PALOPO. WARTA SULSEL. ID - Pendamping kedua korban pengeroyokan kecewa atas proses penyelidikan dan penyidikan Reskrim UNIT Perlindungan Perempuan dan Anak (PPA) Polres Palopo.
Korban berinisial MH (korban anak) dan RH (korban anak) sampai oprasi untuk jahit luka robek pada bibir, keduanya merupakan korban pengeroyokan yang terjadi di jalan patang II depan SMP 2 Kota Palopo, dan sudah diadukan ke polres palopo berdasarkan Nomor: STTLP/411/VIII/SPKT/RES PALOPO/POLDA SULSEL. Atas kejadian pengeroyokan tersebut mengakibatkan luka berat pada kedua korban bagian bibir dan pipi serta kepala.
Kejadian terjadi tanggal 16 Agustus 2026, diajak dan digiring oleh seorang terduga komplotan pelaku ke jalan patang II depan SMP 2 Kota Palopo, dan dituduh pelaku pembusuran.
Namun dengan polos kedua korban diajak ke jalan patang II depan SMP 2 Kota Palopo sesampainya di lokasi tiba-tiba sekelompok teman yang menggiring kedua korban memukuli sehingga terjatuh dan diduga diinjak-injak oleh para pelaku, atas kejadian tersebut kedua korban pada tanggal 16 Agustus 2026 siang hari melaporkan kejadian tersebut.
Namun kekecewaan korban mulai muncul kepada pihak berwajib, pasalnya kedua korban meminta, agar kedua orang tua korban dibuatkan LP masing-masing, namun SPKT mengarahkan pada saat itu cukup 1 laporan polisi dengan 2 korban dituangkan dalam 1 laporan polisi.
Kekecewaan itu tidak hanya pada pelayanan SPKT, dalam proses penyelidikan sampai saat ini, belum ada satupun pelaku yang tersangka dan atau diamankan oleh Polres Palopo, terkhusus penyidik dan UNIT Perlindungan Perempuan dan Anak Polres Palopo padahal sudah 10 hari kejadian, sangat disayangkan kelambanan penyidik Polres Palopo.
Putra yang merupakan Aktivis LMND sekaligus yang mendampingi perkara korban pun geram atas Tindakan penyidik. Menurutnya, kalau memang penyidik tidak bisa menangkap para pelaku sebaiknya jangan jadi penydik dan berhenti jadi polisi.

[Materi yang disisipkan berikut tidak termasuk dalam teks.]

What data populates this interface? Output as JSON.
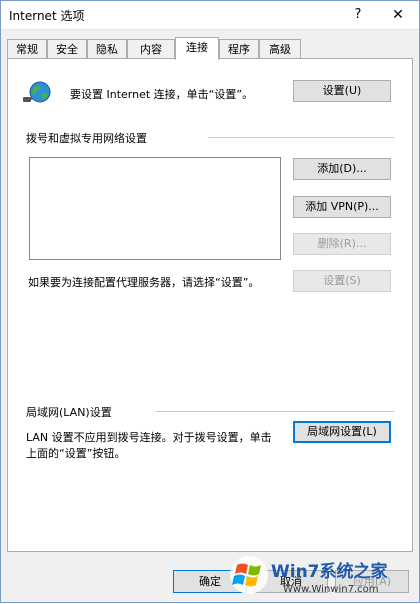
{
  "window": {
    "title": "Internet 选项",
    "help_glyph": "?",
    "close_glyph": "✕"
  },
  "tabs": [
    {
      "label": "常规"
    },
    {
      "label": "安全"
    },
    {
      "label": "隐私"
    },
    {
      "label": "内容"
    },
    {
      "label": "连接"
    },
    {
      "label": "程序"
    },
    {
      "label": "高级"
    }
  ],
  "active_tab": "连接",
  "setup": {
    "description": "要设置 Internet 连接，单击“设置”。",
    "button": "设置(U)"
  },
  "dialup": {
    "section_title": "拨号和虚拟专用网络设置",
    "add_button": "添加(D)...",
    "add_vpn_button": "添加 VPN(P)...",
    "delete_button": "删除(R)...",
    "proxy_hint": "如果要为连接配置代理服务器，请选择“设置”。",
    "settings_button": "设置(S)"
  },
  "lan": {
    "section_title": "局域网(LAN)设置",
    "description_line1": "LAN 设置不应用到拨号连接。对于拨号设置，单击",
    "description_line2": "上面的“设置”按钮。",
    "button": "局域网设置(L)"
  },
  "footer": {
    "ok": "确定",
    "cancel": "取消",
    "apply": "应用(A)"
  },
  "watermark": {
    "brand": "Win7系统之家",
    "url": "Www.Winwin7.com"
  },
  "colors": {
    "accent": "#0078d7",
    "window_border": "#7a9cc7"
  }
}
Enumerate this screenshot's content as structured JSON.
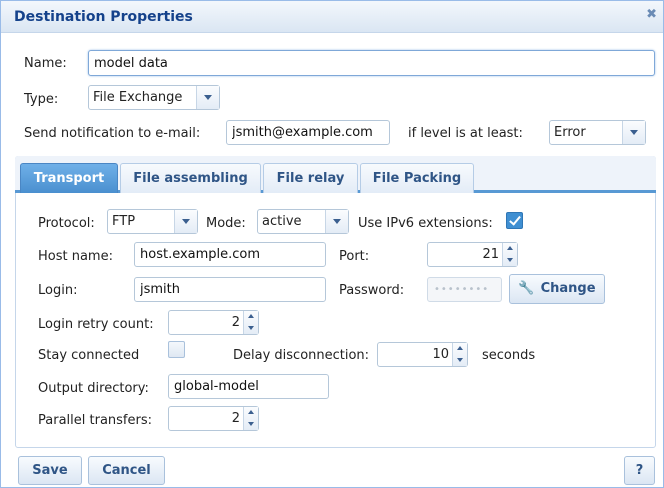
{
  "dialog": {
    "title": "Destination Properties",
    "close_glyph": "✖"
  },
  "form": {
    "name_label": "Name:",
    "name_value": "model data",
    "type_label": "Type:",
    "type_value": "File Exchange",
    "email_label": "Send notification to e-mail:",
    "email_value": "jsmith@example.com",
    "level_label": "if level is at least:",
    "level_value": "Error"
  },
  "tabs": [
    {
      "label": "Transport",
      "active": true
    },
    {
      "label": "File assembling",
      "active": false
    },
    {
      "label": "File relay",
      "active": false
    },
    {
      "label": "File Packing",
      "active": false
    }
  ],
  "transport": {
    "protocol_label": "Protocol:",
    "protocol_value": "FTP",
    "mode_label": "Mode:",
    "mode_value": "active",
    "ipv6_label": "Use IPv6 extensions:",
    "ipv6_checked": true,
    "host_label": "Host name:",
    "host_value": "host.example.com",
    "port_label": "Port:",
    "port_value": "21",
    "login_label": "Login:",
    "login_value": "jsmith",
    "password_label": "Password:",
    "password_mask": "••••••••",
    "change_label": "Change",
    "retry_label": "Login retry count:",
    "retry_value": "2",
    "stay_label": "Stay connected",
    "stay_checked": false,
    "delay_label": "Delay disconnection:",
    "delay_value": "10",
    "delay_unit": "seconds",
    "outdir_label": "Output directory:",
    "outdir_value": "global-model",
    "parallel_label": "Parallel transfers:",
    "parallel_value": "2"
  },
  "footer": {
    "save_label": "Save",
    "cancel_label": "Cancel",
    "help_label": "?"
  }
}
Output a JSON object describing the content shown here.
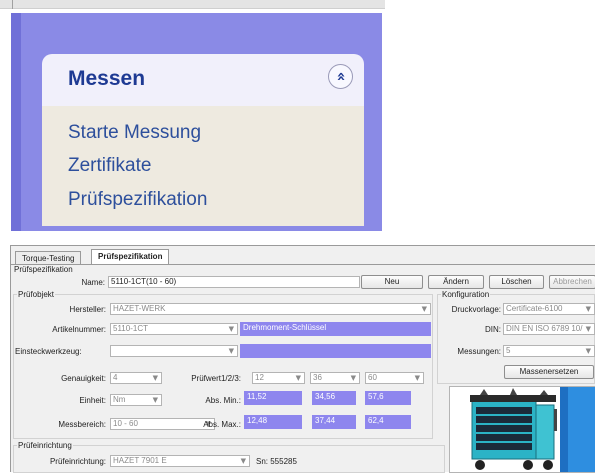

"Sebab kepada siapa lagi kita akan mengadu, ataukah korban dan keluarganya melakukan tindakan yang sama kepada para pelaku…? Dengan nada bertanya," ujar Putra, kepada media ini. Selasa, 25 Agustus 2026, di Kota Palopo, Sulsel.
Dalam waktu dekat kami akan melayangkan surat ke kapolres, untuk segera memerintahkan kasatreskrim untuk mengevaluasi jajarannya, kasihan masyarakat dianiaya dengan gampang dan pelaku berkeliaran, ini berpotensi meningkatkan tindakan kriminal, karena dikhawatirkan ada balasan dari keluarga kedua korban.
"Kami meminta, agar penyidik segera menangkap para pelaku dan jangan melindungi pelaku, sebab dari info kami dengar ada pelaku yang diduga dilindungi oleh oknum polisi, kalau memang polisi/penyidik menampik desas desus itu penyidik harus dengan segera tangkap para pelaku, sehingga kami yakin bahwa informasi tersebut bukan informasi yang benar," pungkasnya.
Akankah unit PPA dan Pembantu Penyidik mampu membuktikan ungkapan putra tersebut.
Ataukah memang betul bahwa para pelaku diduga cepu yang diduga kuat dilindungi oleh oknum polisi sebagai informan polisi.